Dover, De. City Council to Consider Amending Manufactured Home Community Ordinance
The head of Dover’s planning office said Friday a city ordinance meant to update rules for building manufactured housing in the city may need to be amended, reports the Dover Post.
Unanimously adopted Aug. 8 by city council, Ordinance 2016-16 also set out standards for maintaining and managing neighborhoods where residents own their homes, but lease the land beneath from a third party.
The owner of one of those properties, Harry Miller, has complained to city council that the ordinance puts an unnecessary burden on operations in the manufactured home Community of Wild Meadows.
However, Dover city Councilman Fred Neil, who lives in Wild Meadows, feels the new rules help improve manufactured home communities. State law requires landowners to maintain the property to ensure the health and safety of the residents, but provides no way of enforcing the requirement, he said.
Ordinance 2016-16, which will take effect until July 2017, sets up the means to ensure the health and safety of the residents, he said. Neil was one of the cosponsors of the ordinance. Saturday, Neil said he and fellow cosponsor councilman Scot W. Cole would not object to some amendments, but the ordinance’s provisions about ensuring landowners comply with federal and local laws remaining. However, an amendment to the ordinance would require approval by the full city council.
Chino Valley Council Ponders Tax Break for Clayton Homes
The management of Clayton Homes in Chino Valley, Arizona, are asking the Town Council to consider granting them some sales tax relief, saying the highest rate in the region is hurting his business, according to an online report by Chino Valley Review.

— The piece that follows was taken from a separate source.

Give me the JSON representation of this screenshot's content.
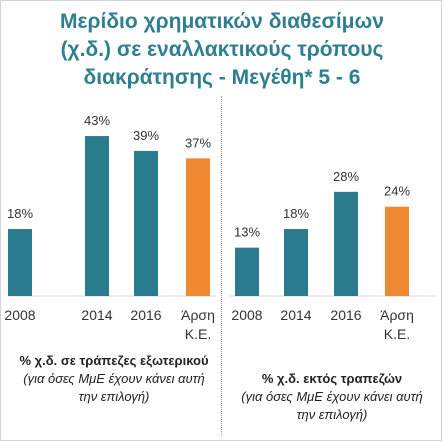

“My own sister stores are my biggest competitors, said Dave Rowe, general manager of Chino Valley’s Clayton Homes. The company which is owned by Berkshire Hathaway, also has locations in Mesa and Glendale.
“Everyone”s shopping the internet these days. My own stores are using the tax rate against me. The Mesa and Glendale locations are actually selling more homes up here because it’s cheaper than we can up here,” Rowe said.
Rowe said if they continue to lose business to their sister stores in the Valley of the Sun, then it will be hard for him to justify keeping his store open. Rowe was speaking to the Council’s Oct 18 work study session, so there were no votes.
Chino Valley receives almost all of it’s funding from a 4 percent sales tax which is the highest in the greater Phoenix region, Mesa has a 1.75 percent, Glendale has a 2.90 percent sales tax rate. Rowe asked the Council to consider lowering it to 2 or 3 percent just for manufactured homes.
“We’re not bringing this up, using this as a threatening tactic, but my corporation is sitting there going, ‘Our Glendale and our Mesa locations are selling into Chino Valley and surrounding areas, then why do we need a location there?”
A 2 percent decrease would mean an estimated $55,000 less in revenues for the town, about one-half of the amount received in 2015 from Clayton Homes sale of manufactured home sales.
If the Council wishes to proceed, they would have to set a public hearing for Dec.13,and then advertise it. The earliest a rate decrease could take effect is March 1, 2017.